Weekend Kids was an effort in the early days to bring more traffic to the site. But it didn’t really work. My peak traffic comes during the week when people are at work, busily surfing the internet! On Saturday and Sunday, normal people are enjoying themselves without being tethered to a desk, so traffic is low no matter what. Therefore, I never posted a “good” comic on the weekend – I saved those for Monday-Friday. In short, Weekend Kids was a dumping ground for odds and ends and curiosities.
For example, here I wanted to do a new comic with my more than decade-old Rent Control characters. Just like with Love above, if you don’t have any context, you don’t care.
Weekend Kids was also intended to be a place for me to re-run archival comics from my other comic projects. I only did so a few times because, as I have already said, if it has nothing to do with the world of Mister G Kids, my core readers don’t give a damn. Further, Rent Control was universally disliked when it ran in The Pitt News at the turn of the century. If you’d like to read some of the vitriol written about it, I’ve posted it here.
The University of Pittsburgh had an enrollment of some 18,000 students and the paper was free to everyone. But I intentionally wrote the comic for about 45 people in the Theatre Department who would understand the jokes. You might call that Brechtian. But I’ll admit it was simply antagonistic for no good reason.
Again, no one cares. This is not even a comic. It was a little study to figure out how the big fat rainbow guy from this comic, who had a Spanish name and army rank FOR NO REASON, would move if he tried to walk. (The Spanish translation of his name is roughly “Grand General Really Fat of Colors.”)
Interesting to only one person in the universe: me.

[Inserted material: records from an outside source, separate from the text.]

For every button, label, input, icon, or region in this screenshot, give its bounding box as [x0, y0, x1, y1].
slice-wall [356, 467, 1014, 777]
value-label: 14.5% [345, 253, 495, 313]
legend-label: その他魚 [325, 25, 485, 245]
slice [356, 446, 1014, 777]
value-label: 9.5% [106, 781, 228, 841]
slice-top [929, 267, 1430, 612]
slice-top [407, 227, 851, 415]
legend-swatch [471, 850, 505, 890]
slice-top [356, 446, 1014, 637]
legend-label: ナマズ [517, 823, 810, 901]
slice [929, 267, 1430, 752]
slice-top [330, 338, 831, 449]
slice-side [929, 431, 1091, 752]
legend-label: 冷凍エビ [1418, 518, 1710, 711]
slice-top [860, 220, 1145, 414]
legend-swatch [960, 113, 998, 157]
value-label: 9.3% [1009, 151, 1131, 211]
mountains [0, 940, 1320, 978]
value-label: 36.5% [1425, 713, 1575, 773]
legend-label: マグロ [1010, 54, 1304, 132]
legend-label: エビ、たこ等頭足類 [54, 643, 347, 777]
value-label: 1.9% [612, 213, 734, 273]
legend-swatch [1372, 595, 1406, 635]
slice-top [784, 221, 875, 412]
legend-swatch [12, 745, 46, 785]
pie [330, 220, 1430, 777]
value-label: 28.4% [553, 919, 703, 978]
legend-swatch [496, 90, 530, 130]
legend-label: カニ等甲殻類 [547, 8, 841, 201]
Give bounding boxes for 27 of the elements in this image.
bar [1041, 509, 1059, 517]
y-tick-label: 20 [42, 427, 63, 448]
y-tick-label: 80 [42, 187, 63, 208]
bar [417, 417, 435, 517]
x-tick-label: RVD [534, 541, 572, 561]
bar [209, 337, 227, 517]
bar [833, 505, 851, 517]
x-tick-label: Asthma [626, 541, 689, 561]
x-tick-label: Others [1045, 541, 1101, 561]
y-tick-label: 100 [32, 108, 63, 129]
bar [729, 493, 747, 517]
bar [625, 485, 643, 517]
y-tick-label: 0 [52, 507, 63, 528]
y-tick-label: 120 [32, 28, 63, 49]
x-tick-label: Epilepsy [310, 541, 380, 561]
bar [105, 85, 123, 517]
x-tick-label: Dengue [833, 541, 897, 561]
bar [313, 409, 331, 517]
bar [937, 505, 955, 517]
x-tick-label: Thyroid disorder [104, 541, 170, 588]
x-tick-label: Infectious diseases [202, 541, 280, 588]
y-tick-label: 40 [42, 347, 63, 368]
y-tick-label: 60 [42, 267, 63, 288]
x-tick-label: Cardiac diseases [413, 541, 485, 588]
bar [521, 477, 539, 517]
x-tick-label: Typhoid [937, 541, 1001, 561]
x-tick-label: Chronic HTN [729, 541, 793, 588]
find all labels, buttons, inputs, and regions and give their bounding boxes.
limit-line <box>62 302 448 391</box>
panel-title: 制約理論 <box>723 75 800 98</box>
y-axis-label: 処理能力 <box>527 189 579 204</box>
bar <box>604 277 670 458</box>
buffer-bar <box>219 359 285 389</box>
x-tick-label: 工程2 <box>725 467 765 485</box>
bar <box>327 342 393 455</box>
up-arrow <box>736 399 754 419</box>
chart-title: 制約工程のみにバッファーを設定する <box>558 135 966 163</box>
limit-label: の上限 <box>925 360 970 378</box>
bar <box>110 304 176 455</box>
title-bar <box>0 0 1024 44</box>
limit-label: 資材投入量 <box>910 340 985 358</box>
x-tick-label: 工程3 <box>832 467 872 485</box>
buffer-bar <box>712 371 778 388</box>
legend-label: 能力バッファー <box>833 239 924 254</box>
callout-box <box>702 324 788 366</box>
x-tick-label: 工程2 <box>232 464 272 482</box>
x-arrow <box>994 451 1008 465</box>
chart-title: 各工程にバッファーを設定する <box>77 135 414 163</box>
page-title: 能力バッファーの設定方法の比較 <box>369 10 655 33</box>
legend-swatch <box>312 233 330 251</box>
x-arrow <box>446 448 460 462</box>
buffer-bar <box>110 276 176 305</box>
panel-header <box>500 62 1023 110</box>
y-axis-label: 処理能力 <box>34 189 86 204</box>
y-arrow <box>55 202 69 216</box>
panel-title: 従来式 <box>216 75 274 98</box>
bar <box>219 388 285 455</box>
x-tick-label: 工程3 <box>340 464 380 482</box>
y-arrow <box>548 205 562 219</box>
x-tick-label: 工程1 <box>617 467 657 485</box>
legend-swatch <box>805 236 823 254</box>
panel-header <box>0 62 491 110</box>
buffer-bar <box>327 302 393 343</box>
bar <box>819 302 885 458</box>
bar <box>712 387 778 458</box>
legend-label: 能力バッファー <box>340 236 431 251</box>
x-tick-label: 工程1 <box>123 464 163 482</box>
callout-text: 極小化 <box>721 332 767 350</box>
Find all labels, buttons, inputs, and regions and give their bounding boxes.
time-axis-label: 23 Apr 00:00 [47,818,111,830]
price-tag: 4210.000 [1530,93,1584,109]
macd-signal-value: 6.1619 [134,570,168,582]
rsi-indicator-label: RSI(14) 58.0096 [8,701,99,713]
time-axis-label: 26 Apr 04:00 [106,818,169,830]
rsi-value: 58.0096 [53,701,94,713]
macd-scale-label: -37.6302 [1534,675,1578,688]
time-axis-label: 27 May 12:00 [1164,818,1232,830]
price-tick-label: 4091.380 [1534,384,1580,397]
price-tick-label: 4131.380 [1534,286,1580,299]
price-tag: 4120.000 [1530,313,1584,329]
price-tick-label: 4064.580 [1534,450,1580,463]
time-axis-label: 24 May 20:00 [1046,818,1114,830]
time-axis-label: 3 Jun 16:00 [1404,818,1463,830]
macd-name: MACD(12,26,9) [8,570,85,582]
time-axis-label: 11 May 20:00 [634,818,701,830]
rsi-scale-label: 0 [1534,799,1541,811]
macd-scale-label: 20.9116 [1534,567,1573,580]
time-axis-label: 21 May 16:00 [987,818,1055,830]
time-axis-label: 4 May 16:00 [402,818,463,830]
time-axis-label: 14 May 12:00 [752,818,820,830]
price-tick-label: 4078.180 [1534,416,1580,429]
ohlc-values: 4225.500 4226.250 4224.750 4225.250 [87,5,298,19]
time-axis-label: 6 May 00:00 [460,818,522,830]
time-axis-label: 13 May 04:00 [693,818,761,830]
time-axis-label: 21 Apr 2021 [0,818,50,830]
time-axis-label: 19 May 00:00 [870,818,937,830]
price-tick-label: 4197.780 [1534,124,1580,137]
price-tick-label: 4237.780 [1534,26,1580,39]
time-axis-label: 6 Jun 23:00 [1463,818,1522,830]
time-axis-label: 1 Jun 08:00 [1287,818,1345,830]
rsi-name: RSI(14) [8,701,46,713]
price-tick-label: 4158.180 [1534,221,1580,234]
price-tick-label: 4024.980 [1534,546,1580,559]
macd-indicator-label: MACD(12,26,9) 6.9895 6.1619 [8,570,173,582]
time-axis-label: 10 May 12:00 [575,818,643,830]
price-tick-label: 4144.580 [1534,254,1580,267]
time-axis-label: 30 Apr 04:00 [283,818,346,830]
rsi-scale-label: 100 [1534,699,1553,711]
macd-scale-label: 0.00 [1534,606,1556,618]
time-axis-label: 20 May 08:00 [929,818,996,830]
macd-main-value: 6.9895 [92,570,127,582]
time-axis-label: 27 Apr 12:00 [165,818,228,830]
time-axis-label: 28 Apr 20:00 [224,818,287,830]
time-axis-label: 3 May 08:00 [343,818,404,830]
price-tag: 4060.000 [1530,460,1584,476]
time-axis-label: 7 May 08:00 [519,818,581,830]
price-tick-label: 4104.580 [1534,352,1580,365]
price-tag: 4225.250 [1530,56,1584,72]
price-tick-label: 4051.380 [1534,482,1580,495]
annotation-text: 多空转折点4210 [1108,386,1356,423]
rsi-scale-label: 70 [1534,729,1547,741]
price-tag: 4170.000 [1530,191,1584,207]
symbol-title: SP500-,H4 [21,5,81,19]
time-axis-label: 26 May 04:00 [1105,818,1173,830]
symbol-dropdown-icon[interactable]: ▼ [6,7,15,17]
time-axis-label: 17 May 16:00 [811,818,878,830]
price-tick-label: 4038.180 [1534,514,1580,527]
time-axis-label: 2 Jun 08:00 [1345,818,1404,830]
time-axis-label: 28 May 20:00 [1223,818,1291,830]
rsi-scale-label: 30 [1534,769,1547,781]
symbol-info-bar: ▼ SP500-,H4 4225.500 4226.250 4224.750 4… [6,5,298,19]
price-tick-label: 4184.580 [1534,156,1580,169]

Epic Friday was invented as a way to have one day a week when the comic would be truly epic – I would draw something special that took more effort. The idea quickly died for a few reasons: 1. Friday is a low traffic day. People are trying to leave work and drive to San Diego and they don’t care about comics, and 2. Friday is the last day of the week and is the day, as a teacher, that I am the most tired. What was I thinking? Monday or Tuesday are usually my best comics because I am refreshed after a weekend off, and the traffic is great because people are back at work and will do anything but actually work.
After a few weeks, I was totally over the idea of Epic Friday, and in its waning days I was just lazy. I thought I might get away with this one because it was ironically NOT epic at all, but people aren’t stupid. I also was cheating by putting a cat in it just to get traffic for the word “cat” in the tags.
One late Saturday when I was still doing Weekend Kids, well after my personal deadline for posting comics (0:00 GMT), I was hanging out with my good friends Tim & Tess. I told Tim I was out of ideas, and he came up with this. I think it’s hilarious, but like so many other fails, it has nothing to with the world of Mister G Kids and I posted it at like 10 pm on a Saturday night.
Tumbleweeds blow through the town of NoOneCaresVille.
This one is kinda’ like Jack above. Kinda’ cute, but much more unfunny to you guys than I thought. It’s just a kindergartener inventing a word. Probably not worth a comic, but what the hell. Sometimes I just have to get ‘er done.
A combination of laziness and no humor at all. I drew this in like 20 minutes and it’s obvious. However, I still like it because it’s me as a little kid and my teddy bear walking off into the sunset. It has a personal emotional resonance and nostalgia.
But here are the number of other people who care: zero.